- Global miners lift Feb’26 ore prices as supply shrinks
- Alloys export prices set to gain on higher ore costs
Indian silico manganese export prices have edged up, driven primarily by rising ore prices from major overseas miners. In addition, miners have been allocating lower-than-required volumes of raw material a shift from earlier practice when supply closely matched buyer demand. This reduction in allocation has tightened the regular availability of ore in the market, adding upward pressure on prices.
At the same time, consistent bulk inquiries from Turkiye, the UAE, and Japan have provided further support to export prices, keeping the market sentiment firm.
BigMint’s assessment on 19 January 2026 reveals silico manganese export prices were slightly higher w-o-w across grades. The 65-16 variant stood at $912/t FOB, up by $2/t w-o-w from $910/t FOB on 5 January, while the 60-14 grade was assessed at $821/t FOB, up by $10/t w-o-w, reached 2 months high.
Market overview
Imported manganese ore prices extend gains: India’s imported manganese ore prices rose for the third straight week, reaching a 10‑month high across grades due to tight supply at exporting ports. Wet‑season disruptions have reduced mine output, while logistics delays in South Africa further constrained availability.
Prices (CNF Haldia/Vizag):
- Australia Mn 46%: Up $0.05/dmtu w‑o‑w to $5.52/dmtu
- Gabon Mn 44%: Up $0.05/dmtu w‑o‑w to $5.16/dmtu
- South Africa Mn 37% lumps: Up $0.14/dmtu w‑o‑w to $4.48/dmtu
Global manganese miners raise Feb’26 offers: South32 and Jupiter Mines have raised their February 2026 manganese ore offers amid limited global availability.
- South32 increased its South African Mn 37% ore offer to $4.40/dmtu, up $0.25/dmtu.

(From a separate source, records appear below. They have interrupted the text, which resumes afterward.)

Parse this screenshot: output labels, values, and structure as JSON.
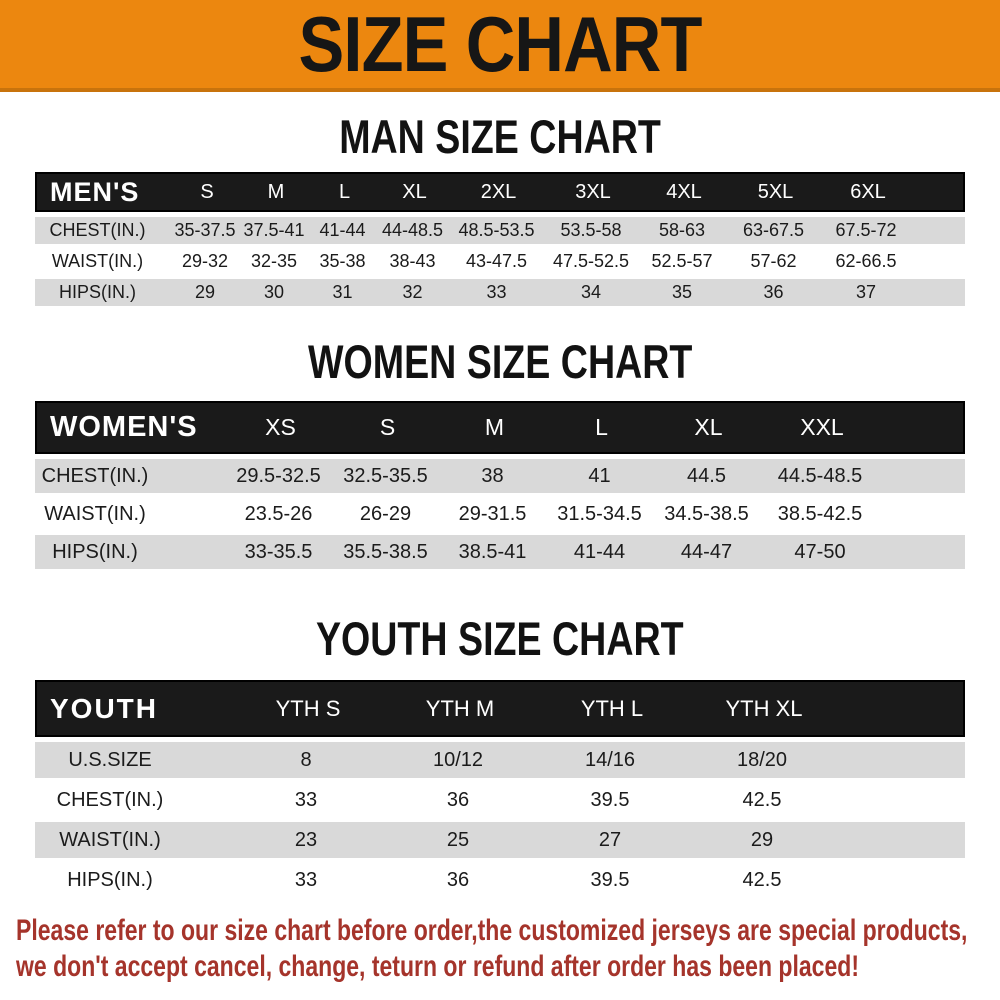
{
  "banner": {
    "title": "SIZE CHART"
  },
  "chart_data": [
    {
      "type": "table",
      "title": "MAN SIZE CHART",
      "corner_label": "MEN'S",
      "columns": [
        "S",
        "M",
        "L",
        "XL",
        "2XL",
        "3XL",
        "4XL",
        "5XL",
        "6XL"
      ],
      "rows": [
        {
          "label": "CHEST(IN.)",
          "values": [
            "35-37.5",
            "37.5-41",
            "41-44",
            "44-48.5",
            "48.5-53.5",
            "53.5-58",
            "58-63",
            "63-67.5",
            "67.5-72"
          ]
        },
        {
          "label": "WAIST(IN.)",
          "values": [
            "29-32",
            "32-35",
            "35-38",
            "38-43",
            "43-47.5",
            "47.5-52.5",
            "52.5-57",
            "57-62",
            "62-66.5"
          ]
        },
        {
          "label": "HIPS(IN.)",
          "values": [
            "29",
            "30",
            "31",
            "32",
            "33",
            "34",
            "35",
            "36",
            "37"
          ]
        }
      ]
    },
    {
      "type": "table",
      "title": "WOMEN SIZE CHART",
      "corner_label": "WOMEN'S",
      "columns": [
        "XS",
        "S",
        "M",
        "L",
        "XL",
        "XXL"
      ],
      "rows": [
        {
          "label": "CHEST(IN.)",
          "values": [
            "29.5-32.5",
            "32.5-35.5",
            "38",
            "41",
            "44.5",
            "44.5-48.5"
          ]
        },
        {
          "label": "WAIST(IN.)",
          "values": [
            "23.5-26",
            "26-29",
            "29-31.5",
            "31.5-34.5",
            "34.5-38.5",
            "38.5-42.5"
          ]
        },
        {
          "label": "HIPS(IN.)",
          "values": [
            "33-35.5",
            "35.5-38.5",
            "38.5-41",
            "41-44",
            "44-47",
            "47-50"
          ]
        }
      ]
    },
    {
      "type": "table",
      "title": "YOUTH SIZE CHART",
      "corner_label": "YOUTH",
      "columns": [
        "YTH S",
        "YTH M",
        "YTH L",
        "YTH XL"
      ],
      "rows": [
        {
          "label": "U.S.SIZE",
          "values": [
            "8",
            "10/12",
            "14/16",
            "18/20"
          ]
        },
        {
          "label": "CHEST(IN.)",
          "values": [
            "33",
            "36",
            "39.5",
            "42.5"
          ]
        },
        {
          "label": "WAIST(IN.)",
          "values": [
            "23",
            "25",
            "27",
            "29"
          ]
        },
        {
          "label": "HIPS(IN.)",
          "values": [
            "33",
            "36",
            "39.5",
            "42.5"
          ]
        }
      ]
    }
  ],
  "disclaimer": {
    "line1": "Please refer to our size chart before order,the customized jerseys are special products,",
    "line2": "we don't accept cancel, change, teturn or refund after order has been placed!"
  },
  "colors": {
    "banner_orange": "#EC870F",
    "banner_edge": "#C8730C",
    "bar_black": "#1A1A1A",
    "row_gray": "#D9D9D9",
    "disclaimer_red": "#A5342B"
  }
}
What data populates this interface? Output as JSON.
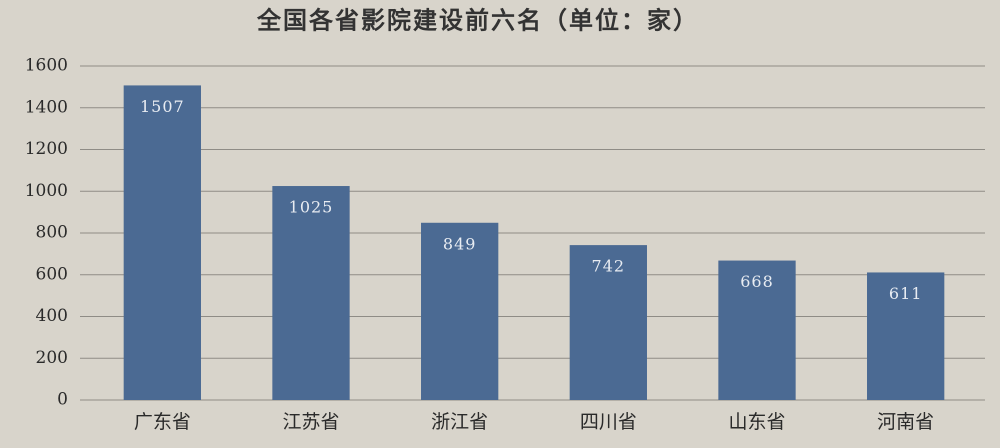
{
  "chart_data": {
    "type": "bar",
    "title": "全国各省影院建设前六名（单位：家）",
    "categories": [
      "广东省",
      "江苏省",
      "浙江省",
      "四川省",
      "山东省",
      "河南省"
    ],
    "values": [
      1507,
      1025,
      849,
      742,
      668,
      611
    ],
    "color": "#4b6a93",
    "ylim": [
      0,
      1600
    ],
    "yticks": [
      0,
      200,
      400,
      600,
      800,
      1000,
      1200,
      1400,
      1600
    ],
    "grid": true
  }
}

- Jupiter Mines set its high‑grade Mn 36.5% semi‑carbonate lumps at $4.32/dmtu CIF China, a $0.17/dmtu increase.
A Durgapur‑based smelter told BigMint that major manganese ore miners are offering reduced volumes at port due to tightening availability. “If we typically procure 8,000 t a month, we are now being allocated only around 5,000 t,” the smelter said, adding that the shortfall is raising concerns over production costs, especially as ore prices continue to firm.
The smelter also noted that the European market remains quiet, with buyers yet to resume inquiries after the New Year holidays. “We expect clarity by next week. Bulk inquiries from Europe are likely, and that could shape near‑term demand,” the smelter added.
Outlook
Export prices are likely to gain momentum in the near term, with smelters facing rising ore costs and tightening raw material supply, adding further pressure on production margins.